As part of a balanced literacy program, our reading and writing units of study are integrated. We begin the school year introducing the routines and expectations of readers' and writers' workshop. Next, students are immersed in narrative stories and writing. Midyear, informational text and writing is introduced and developed, followed by a focus on characters and opinion writing. Students then explore poetry text and composition. Finally, students are presented with the opportunity to revisit all genres toward the end of the year.

Math
Students are activity engaged in mathematics through many hands on activities and games. Home Connection parent information letters will be sent home at the beginning of each unit. Please refer to these parent letters for more information about what and how students are learning.

Unit 1: Figure the Facts- Focus on the number line, addition and subtraction facts to 20, and story problems.
Unit 2: Place Value & Measurement- Focus on U.S. Standard measurement, addition and subtraction facts to 20, place value-tens and ones, and money.
Unit 3: Addition & Subtraction Within One Hundred- Focus on using an open number line for addition and subtraction, story problems, and place value within one hundred.
Unit 4: Measurement- Review of measurement, story problems, data, subtraction facts, and money.
Unit 5: Place Value to One Thousand- Focus on fact families, place value to one-thousand, and time and money.
Unit 6: Geometry- Focus on two and three dimensional shapes, symmetry, facts, and problem solving.
Unit 7: Measurement, Fractions & Multi-Digit Computation- Focus on the Metric System, fractions, problem solving, and money.

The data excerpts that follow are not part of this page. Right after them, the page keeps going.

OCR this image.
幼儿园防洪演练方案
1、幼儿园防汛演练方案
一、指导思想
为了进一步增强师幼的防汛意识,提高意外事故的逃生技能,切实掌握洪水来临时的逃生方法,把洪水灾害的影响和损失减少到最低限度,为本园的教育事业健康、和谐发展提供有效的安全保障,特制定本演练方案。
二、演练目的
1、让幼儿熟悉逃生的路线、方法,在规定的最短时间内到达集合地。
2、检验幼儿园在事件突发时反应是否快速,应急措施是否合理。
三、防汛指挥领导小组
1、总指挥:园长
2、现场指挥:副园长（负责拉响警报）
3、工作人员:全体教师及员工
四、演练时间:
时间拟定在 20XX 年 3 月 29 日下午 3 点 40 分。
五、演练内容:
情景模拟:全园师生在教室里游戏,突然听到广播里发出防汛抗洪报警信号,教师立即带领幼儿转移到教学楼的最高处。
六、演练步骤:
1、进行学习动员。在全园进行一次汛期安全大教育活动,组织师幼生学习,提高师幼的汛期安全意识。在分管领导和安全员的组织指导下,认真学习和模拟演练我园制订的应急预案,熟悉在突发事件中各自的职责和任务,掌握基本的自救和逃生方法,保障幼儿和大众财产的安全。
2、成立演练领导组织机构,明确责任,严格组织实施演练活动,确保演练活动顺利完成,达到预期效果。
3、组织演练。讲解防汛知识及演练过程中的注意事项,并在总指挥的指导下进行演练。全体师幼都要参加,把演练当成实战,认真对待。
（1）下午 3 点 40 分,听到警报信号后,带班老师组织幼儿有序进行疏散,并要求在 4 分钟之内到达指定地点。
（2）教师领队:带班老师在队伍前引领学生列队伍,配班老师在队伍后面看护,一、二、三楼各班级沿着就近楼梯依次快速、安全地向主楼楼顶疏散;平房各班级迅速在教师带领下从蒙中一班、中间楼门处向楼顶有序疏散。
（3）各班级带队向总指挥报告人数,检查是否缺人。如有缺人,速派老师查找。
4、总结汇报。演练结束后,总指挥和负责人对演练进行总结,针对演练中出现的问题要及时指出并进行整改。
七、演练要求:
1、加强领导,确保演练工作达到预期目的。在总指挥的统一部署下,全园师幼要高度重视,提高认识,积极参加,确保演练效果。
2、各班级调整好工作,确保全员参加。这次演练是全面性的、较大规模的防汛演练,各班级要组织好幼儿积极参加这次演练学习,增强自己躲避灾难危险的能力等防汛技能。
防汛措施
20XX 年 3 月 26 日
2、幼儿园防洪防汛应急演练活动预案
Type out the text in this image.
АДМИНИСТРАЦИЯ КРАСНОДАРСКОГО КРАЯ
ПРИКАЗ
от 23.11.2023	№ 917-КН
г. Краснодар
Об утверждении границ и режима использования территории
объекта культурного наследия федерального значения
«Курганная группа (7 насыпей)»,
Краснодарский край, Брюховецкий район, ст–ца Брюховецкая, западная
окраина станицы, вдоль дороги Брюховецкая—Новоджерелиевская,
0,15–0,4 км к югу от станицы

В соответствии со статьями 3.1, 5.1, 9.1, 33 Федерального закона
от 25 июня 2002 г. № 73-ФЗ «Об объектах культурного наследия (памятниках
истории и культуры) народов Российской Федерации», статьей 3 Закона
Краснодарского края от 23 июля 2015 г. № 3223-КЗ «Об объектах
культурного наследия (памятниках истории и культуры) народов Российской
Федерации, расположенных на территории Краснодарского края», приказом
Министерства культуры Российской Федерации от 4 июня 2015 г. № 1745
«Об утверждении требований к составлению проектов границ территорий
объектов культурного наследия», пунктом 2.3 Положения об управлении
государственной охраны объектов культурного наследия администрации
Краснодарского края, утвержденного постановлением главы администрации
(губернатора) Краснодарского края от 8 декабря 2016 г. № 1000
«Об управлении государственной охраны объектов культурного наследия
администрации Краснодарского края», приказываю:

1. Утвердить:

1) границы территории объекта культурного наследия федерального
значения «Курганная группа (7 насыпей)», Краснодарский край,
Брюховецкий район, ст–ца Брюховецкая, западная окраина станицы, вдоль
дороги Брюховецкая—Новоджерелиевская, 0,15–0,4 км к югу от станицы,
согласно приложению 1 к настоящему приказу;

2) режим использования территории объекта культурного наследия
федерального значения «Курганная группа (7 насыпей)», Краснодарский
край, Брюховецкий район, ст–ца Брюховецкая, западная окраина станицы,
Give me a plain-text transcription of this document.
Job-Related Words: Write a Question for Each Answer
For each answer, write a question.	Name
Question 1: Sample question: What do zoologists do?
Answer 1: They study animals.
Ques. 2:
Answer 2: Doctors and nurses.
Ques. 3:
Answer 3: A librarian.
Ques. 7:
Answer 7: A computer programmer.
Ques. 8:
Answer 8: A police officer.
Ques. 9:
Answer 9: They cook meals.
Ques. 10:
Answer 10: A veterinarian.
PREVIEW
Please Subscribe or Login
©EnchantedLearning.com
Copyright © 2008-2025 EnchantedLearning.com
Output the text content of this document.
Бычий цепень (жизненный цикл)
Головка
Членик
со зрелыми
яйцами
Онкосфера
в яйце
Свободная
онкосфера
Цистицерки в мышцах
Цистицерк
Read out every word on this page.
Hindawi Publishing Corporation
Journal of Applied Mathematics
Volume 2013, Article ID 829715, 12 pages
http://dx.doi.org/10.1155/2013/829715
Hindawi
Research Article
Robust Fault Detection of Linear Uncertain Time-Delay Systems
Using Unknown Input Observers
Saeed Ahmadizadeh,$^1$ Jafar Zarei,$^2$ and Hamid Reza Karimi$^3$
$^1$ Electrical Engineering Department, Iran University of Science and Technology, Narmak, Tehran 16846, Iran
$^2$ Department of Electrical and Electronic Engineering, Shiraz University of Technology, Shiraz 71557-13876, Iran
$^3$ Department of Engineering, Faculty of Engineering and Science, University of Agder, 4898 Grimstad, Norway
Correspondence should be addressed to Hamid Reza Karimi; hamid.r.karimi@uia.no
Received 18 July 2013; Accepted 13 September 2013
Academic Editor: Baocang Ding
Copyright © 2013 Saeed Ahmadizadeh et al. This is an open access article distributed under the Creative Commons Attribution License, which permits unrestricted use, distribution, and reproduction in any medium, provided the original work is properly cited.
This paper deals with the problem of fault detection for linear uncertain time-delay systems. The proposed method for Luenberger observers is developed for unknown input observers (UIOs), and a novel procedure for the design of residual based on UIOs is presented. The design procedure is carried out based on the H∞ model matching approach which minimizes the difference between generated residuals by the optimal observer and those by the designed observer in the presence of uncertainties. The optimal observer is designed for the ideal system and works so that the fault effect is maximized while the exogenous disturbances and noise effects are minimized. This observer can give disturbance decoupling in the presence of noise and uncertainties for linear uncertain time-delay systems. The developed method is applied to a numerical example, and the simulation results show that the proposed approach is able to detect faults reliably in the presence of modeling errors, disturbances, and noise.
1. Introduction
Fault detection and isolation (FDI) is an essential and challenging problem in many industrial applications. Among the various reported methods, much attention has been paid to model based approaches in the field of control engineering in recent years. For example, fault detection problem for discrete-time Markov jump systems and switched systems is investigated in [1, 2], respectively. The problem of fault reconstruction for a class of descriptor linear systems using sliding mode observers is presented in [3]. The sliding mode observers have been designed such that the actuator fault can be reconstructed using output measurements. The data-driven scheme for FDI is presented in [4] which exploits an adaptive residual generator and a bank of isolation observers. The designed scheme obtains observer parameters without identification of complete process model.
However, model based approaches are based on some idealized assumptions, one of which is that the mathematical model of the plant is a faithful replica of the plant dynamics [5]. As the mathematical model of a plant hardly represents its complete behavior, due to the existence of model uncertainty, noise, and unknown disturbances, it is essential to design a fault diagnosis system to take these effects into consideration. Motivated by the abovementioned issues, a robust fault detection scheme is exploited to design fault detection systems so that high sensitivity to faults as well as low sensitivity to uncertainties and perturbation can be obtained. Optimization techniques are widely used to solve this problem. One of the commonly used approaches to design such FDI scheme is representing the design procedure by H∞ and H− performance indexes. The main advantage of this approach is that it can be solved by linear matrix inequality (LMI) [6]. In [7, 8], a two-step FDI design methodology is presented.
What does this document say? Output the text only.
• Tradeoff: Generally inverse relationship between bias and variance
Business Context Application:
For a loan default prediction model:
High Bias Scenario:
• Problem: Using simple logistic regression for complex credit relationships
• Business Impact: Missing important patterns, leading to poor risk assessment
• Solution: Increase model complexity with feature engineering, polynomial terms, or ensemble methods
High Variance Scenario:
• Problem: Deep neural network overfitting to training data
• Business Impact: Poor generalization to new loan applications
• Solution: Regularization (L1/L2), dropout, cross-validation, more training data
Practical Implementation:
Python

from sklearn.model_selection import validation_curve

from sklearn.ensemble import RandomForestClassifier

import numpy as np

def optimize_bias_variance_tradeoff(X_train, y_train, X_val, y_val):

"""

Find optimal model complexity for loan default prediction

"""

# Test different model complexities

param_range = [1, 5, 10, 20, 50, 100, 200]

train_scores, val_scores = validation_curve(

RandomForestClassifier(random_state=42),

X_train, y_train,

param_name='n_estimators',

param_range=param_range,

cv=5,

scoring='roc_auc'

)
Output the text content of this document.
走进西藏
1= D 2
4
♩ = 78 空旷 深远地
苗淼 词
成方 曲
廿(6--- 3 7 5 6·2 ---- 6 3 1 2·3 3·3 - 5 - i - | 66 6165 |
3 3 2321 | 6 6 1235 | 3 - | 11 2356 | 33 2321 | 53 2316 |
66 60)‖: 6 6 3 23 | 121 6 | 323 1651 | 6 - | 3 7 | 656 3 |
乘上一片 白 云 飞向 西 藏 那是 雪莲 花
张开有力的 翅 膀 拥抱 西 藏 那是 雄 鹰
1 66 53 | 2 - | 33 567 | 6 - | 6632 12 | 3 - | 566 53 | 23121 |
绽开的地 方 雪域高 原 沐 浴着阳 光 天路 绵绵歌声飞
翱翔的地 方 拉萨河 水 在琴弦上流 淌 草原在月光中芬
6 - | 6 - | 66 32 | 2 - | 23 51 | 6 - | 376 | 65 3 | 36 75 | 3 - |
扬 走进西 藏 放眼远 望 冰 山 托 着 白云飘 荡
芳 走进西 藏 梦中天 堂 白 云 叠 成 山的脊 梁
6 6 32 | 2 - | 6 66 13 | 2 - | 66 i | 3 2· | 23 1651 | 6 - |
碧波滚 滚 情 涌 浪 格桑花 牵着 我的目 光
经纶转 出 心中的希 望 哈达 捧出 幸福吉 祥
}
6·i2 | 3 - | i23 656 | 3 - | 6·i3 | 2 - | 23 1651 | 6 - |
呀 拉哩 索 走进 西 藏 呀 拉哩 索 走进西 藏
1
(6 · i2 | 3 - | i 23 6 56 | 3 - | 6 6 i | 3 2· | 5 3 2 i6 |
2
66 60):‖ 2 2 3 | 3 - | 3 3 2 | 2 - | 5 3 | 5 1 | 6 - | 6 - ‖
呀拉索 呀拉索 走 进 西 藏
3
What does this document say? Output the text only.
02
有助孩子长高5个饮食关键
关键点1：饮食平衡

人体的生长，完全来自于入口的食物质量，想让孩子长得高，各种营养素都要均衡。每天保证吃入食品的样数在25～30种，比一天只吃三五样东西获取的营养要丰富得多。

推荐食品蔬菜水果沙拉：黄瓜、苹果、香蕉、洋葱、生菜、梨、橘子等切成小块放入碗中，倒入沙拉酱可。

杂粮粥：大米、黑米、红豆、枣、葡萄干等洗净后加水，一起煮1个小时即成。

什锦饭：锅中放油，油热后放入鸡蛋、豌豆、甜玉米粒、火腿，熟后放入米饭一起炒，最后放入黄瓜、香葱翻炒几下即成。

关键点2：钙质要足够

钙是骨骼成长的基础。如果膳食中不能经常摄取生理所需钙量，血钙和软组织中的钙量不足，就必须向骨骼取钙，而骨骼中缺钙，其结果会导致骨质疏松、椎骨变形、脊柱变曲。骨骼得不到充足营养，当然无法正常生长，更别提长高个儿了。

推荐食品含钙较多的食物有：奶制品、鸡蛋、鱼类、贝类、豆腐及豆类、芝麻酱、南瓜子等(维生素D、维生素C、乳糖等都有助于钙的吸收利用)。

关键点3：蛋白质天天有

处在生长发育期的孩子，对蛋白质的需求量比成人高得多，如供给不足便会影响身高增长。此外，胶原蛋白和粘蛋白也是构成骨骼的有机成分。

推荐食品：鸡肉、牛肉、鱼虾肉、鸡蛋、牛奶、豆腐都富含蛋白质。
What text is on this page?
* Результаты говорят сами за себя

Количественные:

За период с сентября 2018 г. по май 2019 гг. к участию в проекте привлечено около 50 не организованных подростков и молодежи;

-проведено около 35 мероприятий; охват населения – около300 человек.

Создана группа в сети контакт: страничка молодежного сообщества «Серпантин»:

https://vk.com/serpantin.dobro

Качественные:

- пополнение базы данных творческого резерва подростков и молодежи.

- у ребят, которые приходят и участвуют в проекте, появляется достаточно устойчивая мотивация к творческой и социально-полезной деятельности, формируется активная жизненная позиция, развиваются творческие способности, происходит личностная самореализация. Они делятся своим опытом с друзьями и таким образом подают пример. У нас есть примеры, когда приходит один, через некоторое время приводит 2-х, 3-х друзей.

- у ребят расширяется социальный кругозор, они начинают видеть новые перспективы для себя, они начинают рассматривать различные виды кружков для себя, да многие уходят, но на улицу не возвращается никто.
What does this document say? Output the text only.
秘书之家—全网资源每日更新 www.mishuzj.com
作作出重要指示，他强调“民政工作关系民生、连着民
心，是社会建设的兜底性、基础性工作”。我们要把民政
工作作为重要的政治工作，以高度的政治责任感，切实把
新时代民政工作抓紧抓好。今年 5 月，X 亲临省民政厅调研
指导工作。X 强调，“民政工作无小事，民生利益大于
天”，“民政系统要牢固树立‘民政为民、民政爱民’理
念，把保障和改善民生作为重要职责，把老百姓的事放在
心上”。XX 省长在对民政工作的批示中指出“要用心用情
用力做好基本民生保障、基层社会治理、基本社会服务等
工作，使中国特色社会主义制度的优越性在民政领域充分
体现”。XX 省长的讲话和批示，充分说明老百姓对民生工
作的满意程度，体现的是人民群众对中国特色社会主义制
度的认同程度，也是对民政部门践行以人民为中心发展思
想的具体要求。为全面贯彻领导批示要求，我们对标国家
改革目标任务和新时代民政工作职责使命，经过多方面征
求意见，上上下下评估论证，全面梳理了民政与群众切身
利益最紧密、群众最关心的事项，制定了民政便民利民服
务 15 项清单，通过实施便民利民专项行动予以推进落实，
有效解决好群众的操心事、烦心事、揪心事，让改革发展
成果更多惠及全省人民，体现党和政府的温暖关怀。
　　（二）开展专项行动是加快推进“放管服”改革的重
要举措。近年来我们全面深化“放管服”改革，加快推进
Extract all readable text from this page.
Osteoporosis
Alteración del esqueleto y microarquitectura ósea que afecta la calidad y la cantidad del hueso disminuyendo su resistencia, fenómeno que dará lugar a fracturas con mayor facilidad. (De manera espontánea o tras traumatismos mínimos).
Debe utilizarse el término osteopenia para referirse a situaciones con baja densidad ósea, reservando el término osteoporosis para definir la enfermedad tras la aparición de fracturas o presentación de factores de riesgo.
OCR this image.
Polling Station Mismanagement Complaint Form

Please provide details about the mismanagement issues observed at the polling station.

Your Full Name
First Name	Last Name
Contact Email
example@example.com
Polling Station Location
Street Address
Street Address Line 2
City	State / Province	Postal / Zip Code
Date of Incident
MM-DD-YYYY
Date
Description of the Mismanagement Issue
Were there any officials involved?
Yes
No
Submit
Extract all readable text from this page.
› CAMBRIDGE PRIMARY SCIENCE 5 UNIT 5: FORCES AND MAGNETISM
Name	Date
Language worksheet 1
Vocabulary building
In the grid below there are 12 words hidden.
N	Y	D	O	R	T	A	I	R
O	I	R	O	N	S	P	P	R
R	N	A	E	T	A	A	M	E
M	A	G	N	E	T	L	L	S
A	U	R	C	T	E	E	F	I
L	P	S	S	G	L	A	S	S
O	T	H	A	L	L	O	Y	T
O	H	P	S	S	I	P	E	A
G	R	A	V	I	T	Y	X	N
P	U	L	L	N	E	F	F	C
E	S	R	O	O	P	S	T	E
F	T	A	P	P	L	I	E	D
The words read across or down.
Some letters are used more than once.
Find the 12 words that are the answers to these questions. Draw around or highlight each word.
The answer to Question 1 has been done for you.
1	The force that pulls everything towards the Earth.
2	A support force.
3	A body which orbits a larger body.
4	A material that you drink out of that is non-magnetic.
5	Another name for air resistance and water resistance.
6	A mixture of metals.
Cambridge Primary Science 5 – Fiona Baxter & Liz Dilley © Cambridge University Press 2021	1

In addition to the IXL and the Bridges in Mathematics website, please see the useful links page for some additional math practice websites.

Number Corner
Students have additional math instruction during Number Corner. Number Corner is organized by months of the school year, September through May. Each month, students focus on a different subject for real world mathematical investigation—they might collect increments of time, money, measurements, fractions, arrays, or survey data.